UK Prime Minister Rishi Sunak had a “positive” conversation with EU Commission President Ursula von der Leyen and made “good progress” on a post-Brexit deal for Northern Ireland, according to a source from his office.
The two are expected to continue discussions in the coming days.
Mr Sunak has assured that Parliament will have the opportunity to “express its view” on the deal, which he hopes will encourage the Democratic Unionist Party to restore power-sharing in Northern Ireland.
The Times reported that Mr Sunak is preparing to announce the deal on Monday, pending approval from the DUP.
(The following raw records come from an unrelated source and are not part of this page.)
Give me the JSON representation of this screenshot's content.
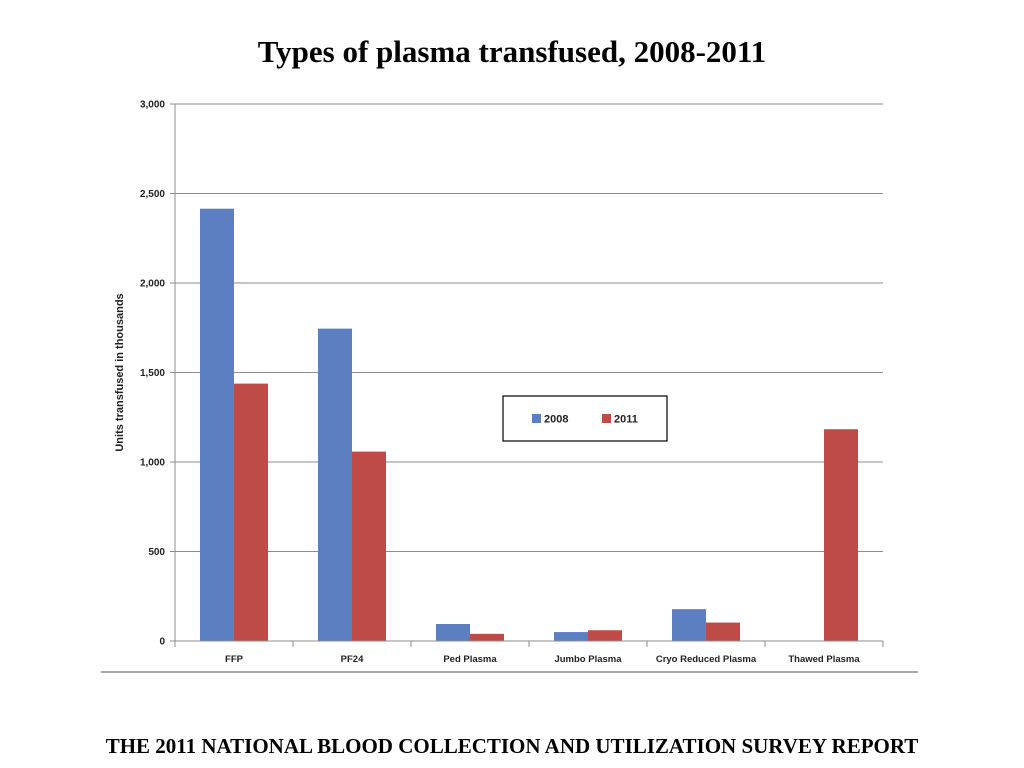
{
  "slide": {
    "title": "Types of plasma transfused, 2008-2011",
    "footer": "THE 2011 NATIONAL BLOOD COLLECTION AND UTILIZATION SURVEY REPORT"
  },
  "chart_data": {
    "type": "bar",
    "title": "Types of plasma transfused, 2008-2011",
    "xlabel": "",
    "ylabel": "Units transfused in thousands",
    "ylim": [
      0,
      3000
    ],
    "yticks": [
      0,
      500,
      1000,
      1500,
      2000,
      2500,
      3000
    ],
    "ytick_labels": [
      "0",
      "500",
      "1,000",
      "1,500",
      "2,000",
      "2,500",
      "3,000"
    ],
    "grid": true,
    "legend": "center-right",
    "categories": [
      "FFP",
      "PF24",
      "Ped Plasma",
      "Jumbo Plasma",
      "Cryo Reduced Plasma",
      "Thawed Plasma"
    ],
    "series": [
      {
        "name": "2008",
        "color": "#5B7FC0",
        "values": [
          2415,
          1745,
          95,
          50,
          178,
          0
        ]
      },
      {
        "name": "2011",
        "color": "#BE4B48",
        "values": [
          1438,
          1058,
          40,
          60,
          103,
          1183
        ]
      }
    ]
  }
}
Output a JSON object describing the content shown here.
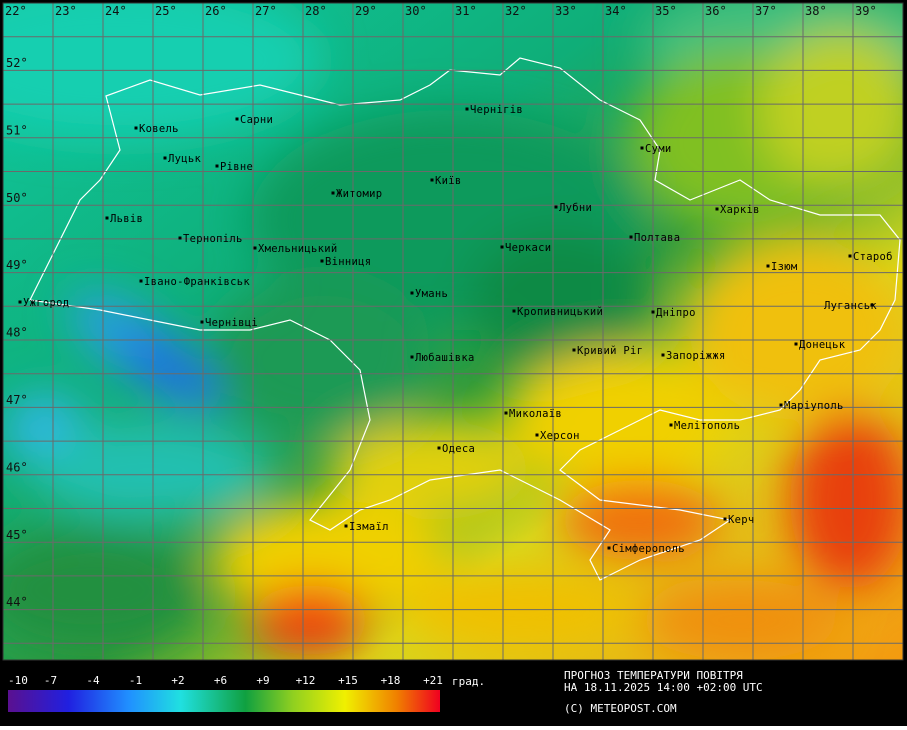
{
  "map": {
    "longitudes": [
      "22°",
      "23°",
      "24°",
      "25°",
      "26°",
      "27°",
      "28°",
      "29°",
      "30°",
      "31°",
      "32°",
      "33°",
      "34°",
      "35°",
      "36°",
      "37°",
      "38°",
      "39°"
    ],
    "latitudes": [
      "52°",
      "51°",
      "50°",
      "49°",
      "48°",
      "47°",
      "46°",
      "45°",
      "44°"
    ],
    "cities": [
      "Ковель",
      "Сарни",
      "Луцьк",
      "Рівне",
      "Чернігів",
      "Суми",
      "Житомир",
      "Київ",
      "Львів",
      "Лубни",
      "Харків",
      "Тернопіль",
      "Хмельницький",
      "Черкаси",
      "Полтава",
      "Вінниця",
      "Ізюм",
      "Староб",
      "Івано-Франківськ",
      "Ужгород",
      "Умань",
      "Луганськ",
      "Чернівці",
      "Кропивницький",
      "Дніпро",
      "Донецьк",
      "Кривий Ріг",
      "Запоріжжя",
      "Любашівка",
      "Маріуполь",
      "Миколаїв",
      "Мелітополь",
      "Херсон",
      "Одеса",
      "Керч",
      "Ізмаїл",
      "Сімферополь"
    ]
  },
  "legend": {
    "labels": [
      "-10",
      "-7",
      "-4",
      "-1",
      "+2",
      "+6",
      "+9",
      "+12",
      "+15",
      "+18",
      "+21"
    ],
    "unit": "град."
  },
  "footer": {
    "line1": "ПРОГНОЗ ТЕМПЕРАТУРИ ПОВІТРЯ",
    "line2": "НА 18.11.2025 14:00 +02:00 UTC",
    "credit": "(C) METEOPOST.COM"
  }
}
The Downing Street spokesman said “negotiations are continuing, so there isn't a finalised deal for people to take a judgment on”.
But the Prime Minister would come under intense pressure if he did not give the DUP an explicit vote on the issue, amid fears there could be a rebellion.
A deal had been hoped for this week but Downing Street said on Friday that “intensive discussions” with the EU were continuing.
Britain's Foreign Minister James Cleverly said London would not sign off on a deal with the EU over changes to Northern Ireland's post-Brexit trading arrangements without the backing of its biggest unionist party.
Mr Cleverly told Times Radio on Friday that Britain's negotiations around the Northern Ireland Protocol were focused on addressing the concerns of the DUP.
“When, hopefully, we get those issues resolved then I would hope that the DUP would recognise that we've addressed their concerns, and until we have addressed those concerns we're not going to sign off on the deal,” he said.
A DUP official said the focus in London and Brussels should be on getting the right deal, not rushing ahead.
“The wrong deal will not restore power-sharing but will cement division for future generations,” the official said.
Opinion polls have consistently shown a majority of Northern Ireland voters — who in the 2016 referendum voted to remain in the EU — favour the idea of the protocol.
It is also backed by a majority of members of the Northern Ireland Assembly at Stormont.
The DUP has issued seven tests to win its backing for any deal, including addressing what it calls the “democratic deficit”, meaning Northern Ireland is subject to EU rules.